Sometime around 2002, Jonthan Taylor started writing BrainSTAT, a
Python version of Keith Worsley's FmriSTAT package.

In 2004, Jarrod Millman and Matthew Brett decided that they wanted to
write a grant to build a new neuoimaging analysis package in Python.
Soon afterwards, they found that Jonathan had already started, and
merged efforts.  At first we called this project *BrainPy*.  Later we
changed the name to NIPY.

In 2005, Jarrod, Matthew and Jonathan, along with Mark D'Esposito,
Fernando Perez, John Hunter, Jean-Baptiste Poline, and Tom Nichols,
submitted the first NIPY grant to the NIH.  It was not successful.

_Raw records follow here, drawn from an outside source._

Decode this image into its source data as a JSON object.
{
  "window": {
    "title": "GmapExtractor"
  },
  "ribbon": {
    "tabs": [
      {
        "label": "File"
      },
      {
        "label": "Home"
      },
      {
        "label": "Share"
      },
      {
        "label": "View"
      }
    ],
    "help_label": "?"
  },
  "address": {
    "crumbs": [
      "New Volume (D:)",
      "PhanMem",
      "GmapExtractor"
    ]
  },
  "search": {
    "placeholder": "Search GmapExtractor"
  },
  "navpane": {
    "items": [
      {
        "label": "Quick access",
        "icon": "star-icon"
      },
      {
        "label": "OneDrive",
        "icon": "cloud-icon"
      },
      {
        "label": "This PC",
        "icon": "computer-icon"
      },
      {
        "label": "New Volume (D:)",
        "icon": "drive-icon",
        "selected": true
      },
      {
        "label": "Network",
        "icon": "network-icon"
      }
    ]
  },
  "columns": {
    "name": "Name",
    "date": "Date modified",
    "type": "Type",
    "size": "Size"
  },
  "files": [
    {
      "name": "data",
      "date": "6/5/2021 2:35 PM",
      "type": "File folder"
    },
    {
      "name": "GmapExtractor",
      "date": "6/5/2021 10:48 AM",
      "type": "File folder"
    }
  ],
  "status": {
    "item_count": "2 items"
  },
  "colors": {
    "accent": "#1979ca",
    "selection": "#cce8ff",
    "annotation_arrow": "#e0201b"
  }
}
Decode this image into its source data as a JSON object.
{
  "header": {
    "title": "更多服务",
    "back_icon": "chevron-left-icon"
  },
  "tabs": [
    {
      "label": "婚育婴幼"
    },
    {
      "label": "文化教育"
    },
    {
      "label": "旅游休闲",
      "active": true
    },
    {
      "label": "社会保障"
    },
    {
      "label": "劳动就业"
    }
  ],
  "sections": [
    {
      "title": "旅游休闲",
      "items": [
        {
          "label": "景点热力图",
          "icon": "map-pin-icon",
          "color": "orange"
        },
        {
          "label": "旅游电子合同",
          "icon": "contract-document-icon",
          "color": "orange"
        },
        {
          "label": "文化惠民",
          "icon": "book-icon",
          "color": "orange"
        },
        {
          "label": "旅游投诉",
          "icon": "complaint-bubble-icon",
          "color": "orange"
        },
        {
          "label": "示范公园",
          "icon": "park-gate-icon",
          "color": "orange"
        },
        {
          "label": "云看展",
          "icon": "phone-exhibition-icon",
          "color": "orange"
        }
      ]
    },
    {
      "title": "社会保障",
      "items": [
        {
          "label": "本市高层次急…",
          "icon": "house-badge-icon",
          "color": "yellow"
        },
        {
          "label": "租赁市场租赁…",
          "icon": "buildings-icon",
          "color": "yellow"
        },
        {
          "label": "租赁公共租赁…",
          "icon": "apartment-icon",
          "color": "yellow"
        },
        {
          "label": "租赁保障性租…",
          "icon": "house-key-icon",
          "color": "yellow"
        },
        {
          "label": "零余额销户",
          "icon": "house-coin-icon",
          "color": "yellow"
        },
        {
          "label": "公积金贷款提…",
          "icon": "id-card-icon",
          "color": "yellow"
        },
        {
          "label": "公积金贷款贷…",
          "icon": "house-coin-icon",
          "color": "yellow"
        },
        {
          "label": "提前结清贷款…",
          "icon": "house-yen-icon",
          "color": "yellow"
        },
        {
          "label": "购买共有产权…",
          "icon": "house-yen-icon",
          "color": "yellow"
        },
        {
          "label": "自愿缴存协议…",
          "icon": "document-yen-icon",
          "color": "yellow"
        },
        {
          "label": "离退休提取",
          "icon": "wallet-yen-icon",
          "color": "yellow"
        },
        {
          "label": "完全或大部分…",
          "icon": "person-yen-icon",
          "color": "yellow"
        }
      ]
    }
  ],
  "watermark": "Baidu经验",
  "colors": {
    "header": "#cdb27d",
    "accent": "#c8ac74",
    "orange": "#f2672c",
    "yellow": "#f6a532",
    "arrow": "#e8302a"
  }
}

In 2006, Jarrod and Mark submitted a second grant, based on the first.
The NIH gave us 3 years of funding for two programmers.  We hired two
programmers in 2007 - Christopher Burns and Tom Waite - and began work on
refactoring the code.

Meanwhile, the team at Neurospin, Paris, started to refactor their FFF
code to work better with python and NIPY.  This work was by Alexis
Roche, Bertrand Thirion, and Benjamin Thyreau, with some help and
advice from Fernando Perez.

In 2008, Fernando Perez and Matthew Brett started work full-time at
the UC Berkeley `Brain Imaging Center <http://bic.berkeley.edu/>`_.
Matthew in particular came to work on NIPY.